COMMUNICATION

Kenyans’ love affair with abbreviations

There’s a time and place for abbreviating and many Kenyans seem oblivious to that.

In Summary
  • Some of the abbreviations that confuse, irritate, and are negated include IG, AG, PAC.
  • And as for abbreviations which distort the meaningful words that underlie them, I give you SGR and BBI.

I never travel without my diary. One should always have something sensational to read in the train.  – Oscar Wilde

I wasn’t travelling nor was I on a train but I was looking through an old diary when I came across sensational extemporaneous notes I had jotted down titled; Kenya – a land where no word or phrase is safe from abbreviation. We love abbreviating everything – most times needlessly.

The old diary and the notes date back to 2013-2014. This was around the time six prominent Kenyans, among them the President and his deputy, were having legal issues with the International Criminal Court. Naturally all the local news outlets covered this and everywhere you looked it was ICC this and ICC that.

 

It just so happened that at about the same time there was a lot of buzz globally surrounding cricket; a sport whose governing body was the much more widely known ICC back then; namely International Cricket Council. It occurred to me in my notes at the time that a foreigner from far away reading, watching and listening to Kenyan news, was probably very confused at the sudden craze for cricket in Kenya with all that talk of ICC.

Abbreviations are useful when you need to squeeze a lot of writing into a small space. They also come in handy when there is a long, cumbersome phrase in the picture that one needs to pronounce, but there’s a time and place for abbreviating and many Kenyans seem oblivious to that.

 
I think our fondness for abbreviation is to create the impression that the abbreviated word is complicated and impressive. The problem with abbreviating anything we can get our hands on however is it saddles the reader or listener with the chore of deciphering meaning giving him, or her, a headache.

I’m not saying abbreviations should be completely avoided. I’m saying using them as a default like many news anchors, reporters and some in the general public do largely confuses, irritates, negates the very use of an abbreviation, and even distorts meaning.

Some of the abbreviations that confuse, irritate, and are negated include IG, AG, PAC. These stand for Inspector General of Police, Attorney General, and Public Accounts Committee. Why abbreviate these while reading the news? They just roll off the tongue unlike say, Director of Public Prosecutions which is a bit of a tongue-twister and therefore makes sense to abbreviate.

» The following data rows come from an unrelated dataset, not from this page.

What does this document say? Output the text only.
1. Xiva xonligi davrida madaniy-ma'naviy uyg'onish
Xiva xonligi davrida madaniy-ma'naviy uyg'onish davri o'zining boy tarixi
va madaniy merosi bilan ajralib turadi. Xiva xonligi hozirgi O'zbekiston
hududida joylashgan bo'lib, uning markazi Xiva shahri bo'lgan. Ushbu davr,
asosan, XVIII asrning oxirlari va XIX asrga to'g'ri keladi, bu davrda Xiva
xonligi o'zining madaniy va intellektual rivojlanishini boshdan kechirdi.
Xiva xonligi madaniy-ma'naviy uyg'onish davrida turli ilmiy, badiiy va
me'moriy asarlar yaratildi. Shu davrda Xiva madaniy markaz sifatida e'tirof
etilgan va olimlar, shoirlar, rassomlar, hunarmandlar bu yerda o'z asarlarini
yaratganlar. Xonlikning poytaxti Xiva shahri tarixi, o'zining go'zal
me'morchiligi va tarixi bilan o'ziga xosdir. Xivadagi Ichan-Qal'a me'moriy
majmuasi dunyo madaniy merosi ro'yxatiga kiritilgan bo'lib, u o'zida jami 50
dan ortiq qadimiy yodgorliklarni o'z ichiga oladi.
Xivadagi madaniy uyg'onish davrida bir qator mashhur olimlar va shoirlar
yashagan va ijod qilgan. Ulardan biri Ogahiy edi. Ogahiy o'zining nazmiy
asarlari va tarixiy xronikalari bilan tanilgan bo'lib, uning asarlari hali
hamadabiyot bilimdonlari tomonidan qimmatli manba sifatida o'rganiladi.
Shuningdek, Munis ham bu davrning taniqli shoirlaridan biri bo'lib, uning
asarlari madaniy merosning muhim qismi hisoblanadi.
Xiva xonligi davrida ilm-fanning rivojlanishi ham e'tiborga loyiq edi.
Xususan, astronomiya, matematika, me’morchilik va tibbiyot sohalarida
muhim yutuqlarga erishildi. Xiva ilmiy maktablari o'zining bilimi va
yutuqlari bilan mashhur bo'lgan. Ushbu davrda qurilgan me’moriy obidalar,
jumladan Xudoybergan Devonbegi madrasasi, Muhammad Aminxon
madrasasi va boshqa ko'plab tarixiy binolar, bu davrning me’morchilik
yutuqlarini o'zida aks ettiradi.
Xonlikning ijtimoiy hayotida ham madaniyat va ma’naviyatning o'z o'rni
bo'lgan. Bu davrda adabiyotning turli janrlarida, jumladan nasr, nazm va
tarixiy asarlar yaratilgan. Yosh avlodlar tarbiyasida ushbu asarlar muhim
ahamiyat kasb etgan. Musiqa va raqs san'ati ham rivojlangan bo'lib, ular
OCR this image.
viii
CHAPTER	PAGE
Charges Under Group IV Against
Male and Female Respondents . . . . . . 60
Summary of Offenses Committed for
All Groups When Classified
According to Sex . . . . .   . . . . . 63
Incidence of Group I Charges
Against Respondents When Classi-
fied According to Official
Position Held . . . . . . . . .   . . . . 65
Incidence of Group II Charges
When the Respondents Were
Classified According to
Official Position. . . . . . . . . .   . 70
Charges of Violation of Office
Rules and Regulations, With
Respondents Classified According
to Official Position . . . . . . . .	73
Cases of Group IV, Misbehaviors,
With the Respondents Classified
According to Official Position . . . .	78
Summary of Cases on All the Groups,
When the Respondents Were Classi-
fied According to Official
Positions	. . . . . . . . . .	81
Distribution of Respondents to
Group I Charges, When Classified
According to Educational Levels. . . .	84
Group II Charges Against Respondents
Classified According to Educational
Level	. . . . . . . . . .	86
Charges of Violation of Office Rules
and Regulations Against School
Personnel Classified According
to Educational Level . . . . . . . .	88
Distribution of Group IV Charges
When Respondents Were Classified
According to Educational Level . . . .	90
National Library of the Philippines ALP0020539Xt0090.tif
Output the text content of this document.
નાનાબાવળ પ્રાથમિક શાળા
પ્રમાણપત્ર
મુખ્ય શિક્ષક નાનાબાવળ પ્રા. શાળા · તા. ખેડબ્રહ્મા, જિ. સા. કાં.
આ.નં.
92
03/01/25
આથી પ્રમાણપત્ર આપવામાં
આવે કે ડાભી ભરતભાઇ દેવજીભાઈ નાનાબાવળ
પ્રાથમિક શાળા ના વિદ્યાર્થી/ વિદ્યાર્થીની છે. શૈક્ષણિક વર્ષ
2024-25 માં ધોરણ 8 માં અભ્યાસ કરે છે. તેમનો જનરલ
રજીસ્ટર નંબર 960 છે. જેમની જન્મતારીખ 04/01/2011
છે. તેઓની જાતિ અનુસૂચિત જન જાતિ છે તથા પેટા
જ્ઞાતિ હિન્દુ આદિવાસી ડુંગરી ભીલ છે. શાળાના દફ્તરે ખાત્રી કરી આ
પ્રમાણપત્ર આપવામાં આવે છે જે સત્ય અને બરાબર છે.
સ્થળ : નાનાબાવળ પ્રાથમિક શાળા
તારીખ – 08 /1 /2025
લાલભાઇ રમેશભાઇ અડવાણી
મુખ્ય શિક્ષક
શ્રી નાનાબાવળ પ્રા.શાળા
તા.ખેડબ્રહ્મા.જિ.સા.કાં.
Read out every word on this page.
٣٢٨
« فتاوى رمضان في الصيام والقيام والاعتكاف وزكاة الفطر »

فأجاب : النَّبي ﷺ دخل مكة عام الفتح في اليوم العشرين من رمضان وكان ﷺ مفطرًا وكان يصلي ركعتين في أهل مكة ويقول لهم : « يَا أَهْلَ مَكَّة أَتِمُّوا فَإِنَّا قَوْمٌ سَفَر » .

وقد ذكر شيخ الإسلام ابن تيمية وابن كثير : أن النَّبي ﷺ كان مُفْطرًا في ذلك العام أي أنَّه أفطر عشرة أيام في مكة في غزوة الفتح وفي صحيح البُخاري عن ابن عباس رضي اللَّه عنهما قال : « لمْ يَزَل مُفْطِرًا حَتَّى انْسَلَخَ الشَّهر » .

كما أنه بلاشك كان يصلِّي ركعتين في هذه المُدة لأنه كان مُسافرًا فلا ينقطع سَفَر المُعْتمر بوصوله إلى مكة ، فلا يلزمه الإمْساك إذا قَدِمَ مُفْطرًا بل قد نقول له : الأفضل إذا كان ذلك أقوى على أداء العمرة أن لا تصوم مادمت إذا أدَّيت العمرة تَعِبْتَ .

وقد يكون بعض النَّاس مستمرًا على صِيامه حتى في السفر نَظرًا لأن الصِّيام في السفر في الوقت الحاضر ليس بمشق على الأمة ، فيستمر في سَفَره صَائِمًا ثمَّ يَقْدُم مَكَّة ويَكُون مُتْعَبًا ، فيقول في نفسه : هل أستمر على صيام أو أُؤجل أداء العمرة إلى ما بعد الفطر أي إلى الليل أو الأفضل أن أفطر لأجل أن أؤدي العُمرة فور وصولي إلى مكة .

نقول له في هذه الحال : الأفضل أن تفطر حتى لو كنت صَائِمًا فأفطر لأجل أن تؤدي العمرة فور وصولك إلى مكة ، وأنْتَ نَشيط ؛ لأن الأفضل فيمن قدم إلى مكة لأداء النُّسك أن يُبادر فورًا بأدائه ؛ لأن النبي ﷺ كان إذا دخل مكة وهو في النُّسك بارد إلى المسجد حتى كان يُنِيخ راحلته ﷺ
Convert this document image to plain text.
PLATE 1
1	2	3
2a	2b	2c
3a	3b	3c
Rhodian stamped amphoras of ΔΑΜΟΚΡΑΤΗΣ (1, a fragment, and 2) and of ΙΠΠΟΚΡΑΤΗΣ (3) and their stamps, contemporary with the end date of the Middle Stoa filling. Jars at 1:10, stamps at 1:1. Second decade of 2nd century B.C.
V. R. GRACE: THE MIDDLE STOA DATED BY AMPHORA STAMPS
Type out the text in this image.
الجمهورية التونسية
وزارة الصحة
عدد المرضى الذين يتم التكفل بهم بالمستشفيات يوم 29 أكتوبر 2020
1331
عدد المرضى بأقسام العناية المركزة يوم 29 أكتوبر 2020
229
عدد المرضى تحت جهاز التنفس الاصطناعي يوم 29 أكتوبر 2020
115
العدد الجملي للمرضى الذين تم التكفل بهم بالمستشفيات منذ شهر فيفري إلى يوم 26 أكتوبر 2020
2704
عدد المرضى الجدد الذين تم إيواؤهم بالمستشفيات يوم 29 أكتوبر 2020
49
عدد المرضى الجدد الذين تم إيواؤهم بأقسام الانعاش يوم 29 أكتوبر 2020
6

And as for abbreviations which distort the meaningful words that underlie them, I give you SGR and BBI. Building Bridges Initiative is an initiative to build bridges. It’s a simple enough concept to grasp and easy to pronounce. But then we had to go and abbreviate it to BBI, an entirely different contraption that is having the opposite effect of building bridges.

Standard gauge railway simply means a railway with a track gauge of 4ft 8 ½ inches. Worldwide there are Broad gauge, Metre gauge, and Narrow gauge railways and gauge here refers to the spacing between the rails.

Now does this sound anything like the government edict on cargo transport, secretive loan agreement, budget overruns, Mombasa businesses closing, expensive but loss-making railway line the abbreviation SGR has come to stand for?

 

I think our fondness for abbreviation is to create the impression that the abbreviated word is complicated and impressive. The problem with abbreviating anything we can get our hands on however is it saddles the reader or listener with the chore of deciphering meaning giving him, or her, a headache.

So let’s communicate more and abbreviate less, shall we?